Did you know that eating one meal away from home can increase your daily intake by an average of 134 calories? Holding everything else consistent (e.g., activity level), that means you can gain approximately 2 pounds per year if you eat out only once per week. In February 2010, the USDA’s Economic Research Service (ERS) released a report, The Impact of Food Away From Home on Adult Diet Quality, which presents findings from an analysis of data derived from two studies – the 1994-1996 Continuing Survey of Food Intakes by Individuals (CSFII) and the 2003-2004 National Health and Nutrition Examination Survey (NHANES). This investigation looked at the affects of dining out on caloric intake, overall diet quality, and quality of meal choices for breakfast, lunch, dinner, and snacks.
What were the results?
- Daily caloric intake increases by approximately 134 calories on the days one meal is eaten away from home.
- Eating one meal away from home per week can result in an average weight gain of 2 pounds per year.
- Dining out for one meal lowers the quality of your diet – shifting the average adult diet from a classification of “fair” to “poor.”
- The number of servings of fruit per 1,000 calories decreases by as much as 22.3% when one meal is eaten away from home.
- The intake of dark green and orange vegetables is reduced by approximately 31.4% when dining away from home.
- The consumption of whole grains is decreased by an estimated 26.8% when a restaurant meal is chosen.
- Dining out results in an increase of sodium, added sugars, solid fat, saturated fat, and alcohol by 1.9-9.3%.
- Affects of diet quality vary based on which meal is eaten away from home. Dining out for breakfast results in a decrease in intake of whole grains and dairy per 1,000 calories consumed and an increase in the consumption of added sugars, alcohol, solid fat and saturated fat that day. Eating out at dinner results in a decrease of vegetables consumed per 1,000 calories. Lunch-time meals away from home result account for the biggest drop of fruit intake per 1,000 calories (22.3%).
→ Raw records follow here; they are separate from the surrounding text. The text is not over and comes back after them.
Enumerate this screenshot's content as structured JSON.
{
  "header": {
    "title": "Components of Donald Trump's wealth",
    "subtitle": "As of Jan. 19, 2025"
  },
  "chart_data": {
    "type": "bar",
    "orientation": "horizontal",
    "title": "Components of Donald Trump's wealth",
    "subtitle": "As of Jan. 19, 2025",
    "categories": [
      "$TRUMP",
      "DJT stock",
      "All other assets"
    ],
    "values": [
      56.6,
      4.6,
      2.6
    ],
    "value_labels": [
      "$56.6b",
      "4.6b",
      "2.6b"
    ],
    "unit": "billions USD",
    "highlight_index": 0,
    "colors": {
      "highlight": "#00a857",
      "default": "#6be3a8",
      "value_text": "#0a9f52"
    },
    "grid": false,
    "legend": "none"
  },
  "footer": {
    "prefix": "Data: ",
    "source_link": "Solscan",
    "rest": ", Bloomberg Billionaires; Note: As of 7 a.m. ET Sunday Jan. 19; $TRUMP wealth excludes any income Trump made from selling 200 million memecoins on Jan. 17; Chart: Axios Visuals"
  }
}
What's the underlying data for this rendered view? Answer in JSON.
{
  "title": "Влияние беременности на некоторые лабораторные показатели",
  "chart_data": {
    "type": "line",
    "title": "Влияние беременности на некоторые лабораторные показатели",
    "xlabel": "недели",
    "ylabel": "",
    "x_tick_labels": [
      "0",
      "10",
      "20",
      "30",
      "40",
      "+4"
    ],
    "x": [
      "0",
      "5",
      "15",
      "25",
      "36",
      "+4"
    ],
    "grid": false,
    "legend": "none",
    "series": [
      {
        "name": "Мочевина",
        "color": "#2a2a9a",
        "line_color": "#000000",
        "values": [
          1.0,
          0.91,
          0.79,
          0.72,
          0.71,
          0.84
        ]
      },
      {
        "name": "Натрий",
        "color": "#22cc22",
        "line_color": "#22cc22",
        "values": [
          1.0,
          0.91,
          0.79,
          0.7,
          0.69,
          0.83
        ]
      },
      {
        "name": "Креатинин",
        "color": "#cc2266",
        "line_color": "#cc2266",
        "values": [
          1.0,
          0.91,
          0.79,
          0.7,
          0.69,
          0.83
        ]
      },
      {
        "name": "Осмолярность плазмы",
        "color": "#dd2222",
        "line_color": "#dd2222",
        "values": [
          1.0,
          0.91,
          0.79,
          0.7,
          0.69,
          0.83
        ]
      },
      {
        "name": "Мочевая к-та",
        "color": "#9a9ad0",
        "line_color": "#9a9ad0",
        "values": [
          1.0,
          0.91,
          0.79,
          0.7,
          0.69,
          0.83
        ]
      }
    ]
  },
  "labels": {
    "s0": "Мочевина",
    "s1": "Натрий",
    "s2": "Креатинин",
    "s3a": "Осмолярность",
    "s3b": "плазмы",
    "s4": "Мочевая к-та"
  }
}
- Dieters appear to have a greater difficulty choosing healthy items when away from home compared to nondieters as evidenced by a greater increase in intake of saturated fat for breakfast and lunch meals eaten away from home and a greater consumption of added sugars, salt, alcohol, solid fat and saturated fat when snacks and breakfast are dined out.
- Negative effects on diet quality have decreased between the study periods of 1994-1996 and 2003-2004. Improvements were noted for whole grain consumption at breakfast and saturated fat when snacking away from home.
Recent increases in public awareness, changes made by restaurants to offer healthier options, and new federal mandates that nutrition information be provided to patrons of restaurants can contribute to continual improvement of diet quality when dining out.
How do you try to eat healthy while dining out? Share with us, we want to know!
Todd, Jessica E., Lisa Mancino, and Biing-Hwan Lin. The Impact of Food Away From Home on Adult Diet Quality, ERR-90, U.S. Department of Agriculture, Economic Research Service, February 2010.